Finding Its Voice, Portugal Stands Up for Its Former Colony
Like a lone voice in the wilderness, Portugal is championing the cause of self-determination for East Timor at a time when its Indonesian occupiers appear to be hardening their position.
High-level contacts made between the new Socialist government in Portugal and Indonesia since February had nurtured hopes that a solution could be found for the former Portuguese territory, which Indonesia invaded 20 years ago and then annexed.
But Western diplomatic sources say it appears that the impasse is as strong as ever, with no resolution in sight. "There is a wide gap to breach. The Indonesians are showing complete inflexibility. Due to domestic military pressure, the government doesn't want to seem like it's giving in," says a Western diplomat.
The issue of East Timor is the closest thing Portugal has to a national cause and is the only issue uniting all the political parties in parliament.
Portugal refers repeatedly to 1974, when it agreed with Indonesia to allow the East Timorese to decide their own fate in a referendum. The vote was never held, and Indonesian troops invaded the territory in December 1975. The following July, Indonesia annexed East Timor, and guerrilla resistance has simmered since.
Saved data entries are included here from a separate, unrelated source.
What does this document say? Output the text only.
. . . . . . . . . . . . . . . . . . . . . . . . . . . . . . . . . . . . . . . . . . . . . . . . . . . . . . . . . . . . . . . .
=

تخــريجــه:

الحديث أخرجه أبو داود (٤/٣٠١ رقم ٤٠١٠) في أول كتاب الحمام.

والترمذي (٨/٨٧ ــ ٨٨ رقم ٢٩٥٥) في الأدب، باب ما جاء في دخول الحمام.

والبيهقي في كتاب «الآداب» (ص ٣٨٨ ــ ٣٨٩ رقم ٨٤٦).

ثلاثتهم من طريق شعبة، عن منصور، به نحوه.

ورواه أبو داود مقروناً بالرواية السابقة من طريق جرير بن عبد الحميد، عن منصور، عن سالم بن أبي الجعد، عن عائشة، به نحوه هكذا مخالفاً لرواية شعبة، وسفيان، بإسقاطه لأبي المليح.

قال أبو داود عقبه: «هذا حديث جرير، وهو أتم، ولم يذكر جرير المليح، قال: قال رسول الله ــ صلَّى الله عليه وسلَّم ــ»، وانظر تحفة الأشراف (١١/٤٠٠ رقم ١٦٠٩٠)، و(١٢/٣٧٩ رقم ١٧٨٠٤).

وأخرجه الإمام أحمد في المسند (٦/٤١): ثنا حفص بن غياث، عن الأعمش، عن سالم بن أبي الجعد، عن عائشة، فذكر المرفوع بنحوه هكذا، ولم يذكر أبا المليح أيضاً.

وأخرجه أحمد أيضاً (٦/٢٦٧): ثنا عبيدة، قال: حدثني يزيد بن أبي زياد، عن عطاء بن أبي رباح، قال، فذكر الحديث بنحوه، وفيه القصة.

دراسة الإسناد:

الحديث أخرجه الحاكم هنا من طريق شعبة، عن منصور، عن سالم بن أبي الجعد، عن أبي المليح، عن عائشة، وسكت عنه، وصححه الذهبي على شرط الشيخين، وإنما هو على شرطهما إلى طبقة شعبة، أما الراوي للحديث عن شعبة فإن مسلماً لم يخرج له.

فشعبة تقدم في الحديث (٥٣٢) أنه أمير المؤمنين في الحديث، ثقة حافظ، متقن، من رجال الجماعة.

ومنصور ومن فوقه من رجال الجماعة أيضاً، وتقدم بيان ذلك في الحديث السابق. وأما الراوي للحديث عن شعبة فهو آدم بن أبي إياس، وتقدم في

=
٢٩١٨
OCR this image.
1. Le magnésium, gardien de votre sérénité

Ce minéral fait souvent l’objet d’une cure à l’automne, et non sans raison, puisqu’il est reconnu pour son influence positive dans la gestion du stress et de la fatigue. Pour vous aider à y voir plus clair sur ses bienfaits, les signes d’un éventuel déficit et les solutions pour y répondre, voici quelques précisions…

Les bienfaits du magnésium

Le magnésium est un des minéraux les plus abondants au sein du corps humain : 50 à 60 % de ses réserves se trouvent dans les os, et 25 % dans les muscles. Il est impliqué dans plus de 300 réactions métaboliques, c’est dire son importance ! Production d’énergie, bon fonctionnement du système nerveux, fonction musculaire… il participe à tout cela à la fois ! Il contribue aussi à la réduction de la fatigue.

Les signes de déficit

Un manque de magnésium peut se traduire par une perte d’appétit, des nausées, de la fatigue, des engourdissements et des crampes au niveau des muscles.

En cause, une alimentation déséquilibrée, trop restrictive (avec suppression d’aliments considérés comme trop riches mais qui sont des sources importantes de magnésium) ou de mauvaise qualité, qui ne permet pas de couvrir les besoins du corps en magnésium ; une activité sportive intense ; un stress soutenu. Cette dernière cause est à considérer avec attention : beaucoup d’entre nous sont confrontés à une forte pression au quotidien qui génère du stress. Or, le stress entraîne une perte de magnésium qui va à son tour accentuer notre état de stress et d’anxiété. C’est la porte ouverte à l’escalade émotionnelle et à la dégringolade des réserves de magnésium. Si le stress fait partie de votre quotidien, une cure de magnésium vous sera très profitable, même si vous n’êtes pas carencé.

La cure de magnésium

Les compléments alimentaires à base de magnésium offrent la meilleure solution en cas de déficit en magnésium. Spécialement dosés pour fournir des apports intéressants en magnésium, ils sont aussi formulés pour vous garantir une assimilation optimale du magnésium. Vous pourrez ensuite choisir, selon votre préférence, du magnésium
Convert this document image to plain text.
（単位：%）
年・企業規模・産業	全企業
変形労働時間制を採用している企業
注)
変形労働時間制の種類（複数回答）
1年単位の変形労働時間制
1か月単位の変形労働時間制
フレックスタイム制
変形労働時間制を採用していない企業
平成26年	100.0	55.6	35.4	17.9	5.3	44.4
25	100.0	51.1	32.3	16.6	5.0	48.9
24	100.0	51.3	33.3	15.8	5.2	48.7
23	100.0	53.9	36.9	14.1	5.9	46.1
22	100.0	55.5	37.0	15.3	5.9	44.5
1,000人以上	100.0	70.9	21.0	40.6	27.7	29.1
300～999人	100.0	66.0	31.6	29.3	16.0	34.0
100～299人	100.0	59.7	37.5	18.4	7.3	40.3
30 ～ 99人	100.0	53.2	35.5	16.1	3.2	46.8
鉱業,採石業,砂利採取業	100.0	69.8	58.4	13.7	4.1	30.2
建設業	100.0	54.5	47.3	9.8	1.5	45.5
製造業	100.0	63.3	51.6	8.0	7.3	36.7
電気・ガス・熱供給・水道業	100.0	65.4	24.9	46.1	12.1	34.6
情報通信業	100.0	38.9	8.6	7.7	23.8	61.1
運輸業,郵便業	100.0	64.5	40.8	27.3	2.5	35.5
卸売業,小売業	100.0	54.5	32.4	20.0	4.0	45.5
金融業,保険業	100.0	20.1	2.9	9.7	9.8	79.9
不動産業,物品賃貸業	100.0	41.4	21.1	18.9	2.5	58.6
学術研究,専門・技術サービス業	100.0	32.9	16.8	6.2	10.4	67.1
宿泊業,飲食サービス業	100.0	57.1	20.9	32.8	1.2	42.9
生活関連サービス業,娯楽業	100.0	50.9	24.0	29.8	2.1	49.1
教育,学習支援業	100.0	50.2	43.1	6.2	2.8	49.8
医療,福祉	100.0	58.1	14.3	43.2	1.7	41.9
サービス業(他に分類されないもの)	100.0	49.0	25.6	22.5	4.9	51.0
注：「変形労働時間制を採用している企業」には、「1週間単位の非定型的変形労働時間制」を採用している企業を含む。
It took a few years for Lisbon to become vocal about the annexation, which the United Nations never recognized. The previous Social Democratic government assumed the role of East Timor's main defender over the past few years, a stance continued by the new Socialist government.
Western diplomats say Lisbon's active interest in Timor enhances its faded diplomatic profile. Every little success, such as summoning support within the European Union on Timor, is claimed as a victory, which increases national pride.
International concern about human rights abuses by Indonesia in East Timor hit an all time high in November 1991, when scores were slain after Indonesian troops fired on hundreds of demonstrators in Dili, East Timor's capital. Between 50 and 200 people died.
Some diplomats say they are surprised by the level of attention Portugal still pays to the issue. "It is a lone campaign," one diplomat says.
But Portuguese officials say they have a moral and constitutional responsibility to defend the Timorese. This is especially so because when the invasion occurred Portugal was in no position to defend the Timorese because of its own political turmoil. "East Timor is connected to our history. So it's up to us to act like an attorney for the Timorese," a Portuguese government official says.
Hopes had been high in Lisbon that something might change when leaders of the two countries held their first meeting in more than 30 years on the sidelines of an Asian-Europe summit in Bangkok earlier this year.
Portugal's prime minister, Antonio Guterres, made a package of proposals to Indonesian President Suharto. These included releasing jailed rebel leader Xanana Gusmao. In return, Portugal said it would agree to both countries opening "interest sections" in each others' capitals.
The proposal only hardened the recalcitrance of Indonesia, which was angered by the suggestion that a precondition like Mr. Gusmao's release be linked to resuming limited diplomatic ties.
"The Indonesians don't want to be forced. They feel like Portugal packages everything in a way that doesn't give returns," a diplomat says.
When asked why Portugal has been so vocal in defending East Timor, Jose Ramos Horta, the chief of a Timorese exile group, says: "The Portuguese are very moral people who feel strongly about underdogs. Now the country is more confident to tackle the issue, having overcome its own instability." Mr. Horta was in Lisbon to launch a campaign to boycott Indonesian goods.